The Supreme Court has upheld state primary laws that protect the interests of political parties. In 1976 it affirmed a lower court judgment upholding a state's closed primary against a challenge that it abridged the right to vote and violated the right of privacy in political affiliation and belief. Similarly, the Court upheld, in Rosario v. Rockefeller (1973), an extended waiting period for voters wishing to change party registration, thus protecting party primaries from invasion by opposition party adherents and from casual participation by independent voters. But in Kusper v. Pontikes (1973), the Court acknowledged a competing interest in voter participation by rejecting a waiting period so long that the voter wishing to change party affiliation was excluded entirely from at least one primary election.

The Supreme Court has concluded that Congress has authority to regulate primary elections to nominate candidates for federal office, including prohibition of fraud, bribery, and other practices that deprive voters of rights, in united states v. classic (1941) and Burroughs v. United States (1934), and regulation of political finance practices, in buckley v. valeo (1976). Additional authority to regulate primaries is encompassed within the enforcement clauses of the fourteenth and fifteenth amendments.

The principal clauses of these amendments also have independent application to primary elections, apart from any regulatory legislation Congress may enact. Once a state has established the primary for nominating candidates, the one person, one vote principle of the apportionment cases applies. racial discrimination in primaries has been held unconstitutional, whether these barriers are established by the state, as in nixon v. herndon (1927), or by political parties pursuant to state authorization to define party membership, as in nixon v. condon (1932) and smith v. allwright (1944). Racial discrimination has also been held unconstitutional in a primary operated exclusively by a political party following the state's repeal of its primary election system. The most farreaching application of the Fifteenth Amendment, in terry v. adams (1953), prohibited racial discrimination in a "pre-primary" straw vote conducted by an all-white political club, when such "pre-primaries" had regularly proved determinative of elections.

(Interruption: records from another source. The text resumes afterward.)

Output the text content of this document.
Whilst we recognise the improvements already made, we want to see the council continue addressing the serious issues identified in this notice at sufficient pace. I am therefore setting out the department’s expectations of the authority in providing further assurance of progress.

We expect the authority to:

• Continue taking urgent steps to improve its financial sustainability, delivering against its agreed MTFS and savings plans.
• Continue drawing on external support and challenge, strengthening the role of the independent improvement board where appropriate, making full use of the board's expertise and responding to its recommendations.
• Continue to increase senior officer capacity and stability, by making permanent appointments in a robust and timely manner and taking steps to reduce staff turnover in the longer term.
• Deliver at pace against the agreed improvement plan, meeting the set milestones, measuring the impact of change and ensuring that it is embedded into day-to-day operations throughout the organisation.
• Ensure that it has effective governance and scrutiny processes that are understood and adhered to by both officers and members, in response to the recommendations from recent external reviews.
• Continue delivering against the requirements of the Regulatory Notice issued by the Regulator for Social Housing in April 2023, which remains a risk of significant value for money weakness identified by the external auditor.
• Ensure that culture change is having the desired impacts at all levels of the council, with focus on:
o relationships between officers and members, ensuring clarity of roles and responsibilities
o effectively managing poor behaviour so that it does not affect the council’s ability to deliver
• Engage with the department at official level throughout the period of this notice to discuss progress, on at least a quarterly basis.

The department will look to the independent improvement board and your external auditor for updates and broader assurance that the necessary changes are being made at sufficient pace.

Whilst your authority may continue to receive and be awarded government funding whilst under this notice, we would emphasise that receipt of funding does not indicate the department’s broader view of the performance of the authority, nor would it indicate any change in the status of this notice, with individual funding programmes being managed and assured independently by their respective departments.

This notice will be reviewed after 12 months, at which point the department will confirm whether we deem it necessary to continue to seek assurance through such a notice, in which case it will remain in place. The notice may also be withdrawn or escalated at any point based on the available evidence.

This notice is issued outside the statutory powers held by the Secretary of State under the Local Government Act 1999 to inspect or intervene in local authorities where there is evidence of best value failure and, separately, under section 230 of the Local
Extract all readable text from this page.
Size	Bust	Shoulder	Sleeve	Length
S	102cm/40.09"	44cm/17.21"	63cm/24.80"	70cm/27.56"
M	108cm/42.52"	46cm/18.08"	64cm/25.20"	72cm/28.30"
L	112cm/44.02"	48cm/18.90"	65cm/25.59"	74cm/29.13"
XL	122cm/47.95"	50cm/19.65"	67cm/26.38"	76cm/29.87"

In Cousins v. Wigoda the Supreme Court held that state primary laws do not supersede the authority of national party conventions over the selection and seating of delegates, but it did not choose to make a broad decision between competing claims of freedom of association of political parties and governmental authority to regulate nomination activities. On one side of this continuing constitutional controversy lie assertions of first amendment rights of parties to define their own membership, to control the composition and operation of party bodies, and to nominate candidates. On the other side lie assertions of state and congressional authority to regulate elections, of congressional power specifically granted in the enforcement clauses of the Fourteenth and Fifteenth Amendments, and of the independent operation of the principal clauses of those amendments. Notwithstanding the Supreme Court's reluctance to decide this question broadly, the Court's decisions have increasingly recognized the freedom of association of political parties.